With continued market demand for PCs and a strong lineup of microprocessing technology, Intel Corporation INTC has earned the confidence of Wells Fargo Securities analysts leading up to its fourth-quarter earnings report.
As of Friday, the stock remained the firm’s top pick, and senior analyst David Wong reiterated an Outperform rating with a valuation between $40 and $50.
Rating, Justification
Wong expects the January 26 quarterly summary to present solid revenue growth in Intel’s Data Center Group either on par with or surpassing the third-quarter rate of 9.7 percent.
He also predicted strong figures in client computing group sales despite the company’s guidance report anticipating a decline. Based on the expansion of peer corporations’ expanded notebook sales, Wong said Intel may have surpassed poor expectations that reflected a reduction in global PC supply chain inventory.

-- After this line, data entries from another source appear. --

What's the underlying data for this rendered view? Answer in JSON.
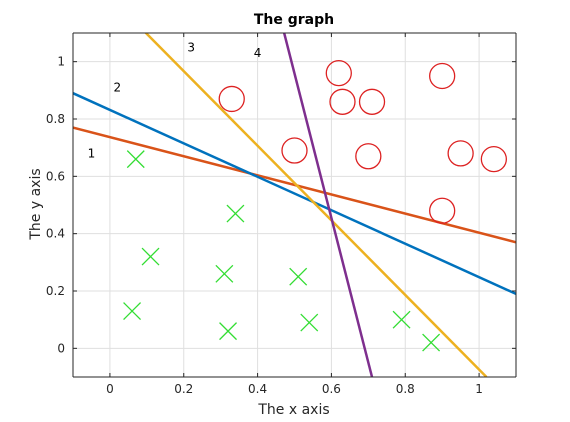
{
  "chart_data": {
    "type": "scatter",
    "title": "The graph",
    "xlabel": "The x axis",
    "ylabel": "The y axis",
    "xlim": [
      -0.1,
      1.1
    ],
    "ylim": [
      -0.1,
      1.1
    ],
    "xticks": [
      0,
      0.2,
      0.4,
      0.6,
      0.8,
      1
    ],
    "xtick_labels": [
      "0",
      "0.2",
      "0.4",
      "0.6",
      "0.8",
      "1"
    ],
    "yticks": [
      0,
      0.2,
      0.4,
      0.6,
      0.8,
      1
    ],
    "ytick_labels": [
      "0",
      "0.2",
      "0.4",
      "0.6",
      "0.8",
      "1"
    ],
    "grid": true,
    "series": [
      {
        "marker": "cross",
        "color": "#33dd33",
        "points": [
          [
            0.07,
            0.66
          ],
          [
            0.34,
            0.47
          ],
          [
            0.11,
            0.32
          ],
          [
            0.31,
            0.26
          ],
          [
            0.51,
            0.25
          ],
          [
            0.06,
            0.13
          ],
          [
            0.32,
            0.06
          ],
          [
            0.54,
            0.09
          ],
          [
            0.79,
            0.1
          ],
          [
            0.87,
            0.02
          ]
        ]
      },
      {
        "marker": "circle",
        "color": "#dd2222",
        "points": [
          [
            0.33,
            0.87
          ],
          [
            0.62,
            0.96
          ],
          [
            0.63,
            0.86
          ],
          [
            0.71,
            0.86
          ],
          [
            0.9,
            0.95
          ],
          [
            0.5,
            0.69
          ],
          [
            0.7,
            0.67
          ],
          [
            0.95,
            0.68
          ],
          [
            1.04,
            0.66
          ],
          [
            0.9,
            0.48
          ]
        ]
      }
    ],
    "lines": [
      {
        "label": "1",
        "color": "#d95319",
        "p1": [
          -0.1,
          0.77
        ],
        "p2": [
          1.1,
          0.37
        ],
        "label_pos": [
          -0.05,
          0.68
        ]
      },
      {
        "label": "2",
        "color": "#0072bd",
        "p1": [
          -0.1,
          0.89
        ],
        "p2": [
          1.1,
          0.19
        ],
        "label_pos": [
          0.02,
          0.91
        ]
      },
      {
        "label": "3",
        "color": "#edb120",
        "p1": [
          0.09,
          1.11
        ],
        "p2": [
          1.02,
          -0.1
        ],
        "label_pos": [
          0.22,
          1.05
        ]
      },
      {
        "label": "4",
        "color": "#7e2f8e",
        "p1": [
          0.47,
          1.11
        ],
        "p2": [
          0.71,
          -0.1
        ],
        "label_pos": [
          0.4,
          1.03
        ]
      }
    ]
  }
}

Considering all factors, Wong estimated fourth-quarter revenue of about $15.7 billion — right in line with guidance.
A Look Forward
The analyst predicted positive stock activity throughout 2017 inspired by significant growth in revenue, stability in client computing group sales and positive effects of recent restructuring on margins.
Although Intel maintains a “dominant position” in the market, Wong acknowledged investment risks including rising capital spending, competition from Advanced Micro Devices, Inc. AMD and possible deceleration of growth in PC shipments.
Intel closed Friday trading up 1.01 percent at $36.94.